SpaceX fell 16.4% on Monday — its worst session since the June 12 Nasdaq debut — after announcing a $20B bond offering, its first major debt issuance. The decline is a balance-sheet reaction, not a response to the Reflection AI compute deal; the market is pricing leverage risk on a company that went public ten days ago. With $2.32B in committed monthly Colossus compute revenue now on the books, how quickly that cash flow covers the cost of capital is the operative question for the next phase of the thesis.
CoreWeave fell on the effective date of its Nasdaq-100 inclusion — alongside Nebius, Astera Labs, Rocket Lab, and Teradyne, all of which also declined — as active traders who front-ran the mechanical rebalancing exited at the close. More than $800B in passive AUM now tracks these names.

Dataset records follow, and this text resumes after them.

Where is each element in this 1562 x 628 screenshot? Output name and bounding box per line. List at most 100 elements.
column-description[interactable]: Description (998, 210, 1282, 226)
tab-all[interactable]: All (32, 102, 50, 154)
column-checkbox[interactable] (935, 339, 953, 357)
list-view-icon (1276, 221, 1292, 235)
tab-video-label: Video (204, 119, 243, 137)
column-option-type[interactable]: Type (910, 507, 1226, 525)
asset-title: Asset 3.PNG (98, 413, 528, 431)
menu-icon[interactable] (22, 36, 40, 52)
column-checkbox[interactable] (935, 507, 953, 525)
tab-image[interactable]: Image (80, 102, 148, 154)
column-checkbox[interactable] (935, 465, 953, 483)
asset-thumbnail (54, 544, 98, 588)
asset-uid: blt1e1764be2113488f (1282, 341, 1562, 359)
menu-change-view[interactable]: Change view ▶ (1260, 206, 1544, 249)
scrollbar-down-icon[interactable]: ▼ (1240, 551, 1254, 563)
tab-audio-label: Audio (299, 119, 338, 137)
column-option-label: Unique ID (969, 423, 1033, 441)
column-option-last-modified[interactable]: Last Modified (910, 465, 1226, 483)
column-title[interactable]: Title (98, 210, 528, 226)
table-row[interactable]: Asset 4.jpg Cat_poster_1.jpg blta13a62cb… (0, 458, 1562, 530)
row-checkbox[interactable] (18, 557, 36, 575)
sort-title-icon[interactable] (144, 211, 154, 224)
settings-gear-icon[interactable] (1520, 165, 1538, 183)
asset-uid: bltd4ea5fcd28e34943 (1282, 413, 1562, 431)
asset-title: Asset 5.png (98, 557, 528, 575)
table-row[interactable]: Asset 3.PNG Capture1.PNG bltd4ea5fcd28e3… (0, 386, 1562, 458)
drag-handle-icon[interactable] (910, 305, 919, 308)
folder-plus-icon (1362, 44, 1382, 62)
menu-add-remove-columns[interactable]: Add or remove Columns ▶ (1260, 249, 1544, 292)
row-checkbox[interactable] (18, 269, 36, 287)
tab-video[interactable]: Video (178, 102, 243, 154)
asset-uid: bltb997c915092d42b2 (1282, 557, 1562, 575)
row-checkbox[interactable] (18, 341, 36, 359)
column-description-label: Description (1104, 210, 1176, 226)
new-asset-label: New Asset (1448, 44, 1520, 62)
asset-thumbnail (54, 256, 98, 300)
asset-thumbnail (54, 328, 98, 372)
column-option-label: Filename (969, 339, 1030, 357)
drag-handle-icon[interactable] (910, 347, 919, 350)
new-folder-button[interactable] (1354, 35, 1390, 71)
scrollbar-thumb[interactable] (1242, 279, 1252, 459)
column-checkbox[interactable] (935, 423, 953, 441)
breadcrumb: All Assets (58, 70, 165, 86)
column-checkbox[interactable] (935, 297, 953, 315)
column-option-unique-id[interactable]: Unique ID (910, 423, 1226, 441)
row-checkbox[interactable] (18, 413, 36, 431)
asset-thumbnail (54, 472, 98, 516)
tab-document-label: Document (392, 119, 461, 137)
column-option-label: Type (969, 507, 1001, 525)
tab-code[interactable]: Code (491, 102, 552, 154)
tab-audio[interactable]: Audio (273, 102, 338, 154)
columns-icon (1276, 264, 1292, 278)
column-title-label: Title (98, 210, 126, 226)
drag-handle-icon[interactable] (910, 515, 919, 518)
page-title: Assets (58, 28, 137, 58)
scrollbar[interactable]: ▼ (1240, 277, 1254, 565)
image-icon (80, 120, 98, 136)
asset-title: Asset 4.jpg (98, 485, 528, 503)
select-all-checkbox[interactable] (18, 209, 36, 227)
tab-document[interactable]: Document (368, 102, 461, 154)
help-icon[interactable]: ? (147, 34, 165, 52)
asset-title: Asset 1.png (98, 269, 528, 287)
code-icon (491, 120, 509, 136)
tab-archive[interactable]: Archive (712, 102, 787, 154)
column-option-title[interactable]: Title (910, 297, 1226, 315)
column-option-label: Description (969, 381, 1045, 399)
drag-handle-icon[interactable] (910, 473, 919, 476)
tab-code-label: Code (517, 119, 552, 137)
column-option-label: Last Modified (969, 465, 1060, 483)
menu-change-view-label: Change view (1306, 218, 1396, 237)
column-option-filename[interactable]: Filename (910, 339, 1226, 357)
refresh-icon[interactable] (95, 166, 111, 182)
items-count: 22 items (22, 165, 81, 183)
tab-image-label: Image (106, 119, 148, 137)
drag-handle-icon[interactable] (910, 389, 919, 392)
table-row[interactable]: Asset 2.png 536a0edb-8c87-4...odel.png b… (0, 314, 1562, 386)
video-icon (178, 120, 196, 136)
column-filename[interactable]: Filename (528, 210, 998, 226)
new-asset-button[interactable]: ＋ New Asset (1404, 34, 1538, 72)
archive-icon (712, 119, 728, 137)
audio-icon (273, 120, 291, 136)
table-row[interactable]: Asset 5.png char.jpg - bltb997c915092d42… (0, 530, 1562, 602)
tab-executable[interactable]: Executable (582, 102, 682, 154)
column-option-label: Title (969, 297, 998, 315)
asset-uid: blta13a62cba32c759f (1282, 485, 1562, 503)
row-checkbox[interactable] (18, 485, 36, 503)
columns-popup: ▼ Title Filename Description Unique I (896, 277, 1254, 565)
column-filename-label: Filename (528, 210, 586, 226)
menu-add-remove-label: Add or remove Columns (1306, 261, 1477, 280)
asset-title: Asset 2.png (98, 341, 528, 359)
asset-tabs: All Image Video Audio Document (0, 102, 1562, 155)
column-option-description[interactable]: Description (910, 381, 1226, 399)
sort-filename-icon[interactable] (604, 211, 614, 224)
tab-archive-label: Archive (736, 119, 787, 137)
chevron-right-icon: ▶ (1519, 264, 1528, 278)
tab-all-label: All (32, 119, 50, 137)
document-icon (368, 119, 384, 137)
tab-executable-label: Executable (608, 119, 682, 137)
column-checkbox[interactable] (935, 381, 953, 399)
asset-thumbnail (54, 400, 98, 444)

Micron reports fiscal Q3 results after market close. The company guided for approximately $33.5B in revenue at roughly 81% gross margin. HBM4 capacity is fully booked through early 2027; the key language to watch is ASP trajectory, supply allocation across HBM tiers, and any updated guidance on the pace of the memory supercycle.
Nvidia holds its 2026 Annual Meeting of Stockholders virtually at 9am PT. Blackwell Ultra production ramp and Vera architecture timing are the primary items investors are tracking; any updated language on data center demand or the inference product roadmap could move the stock.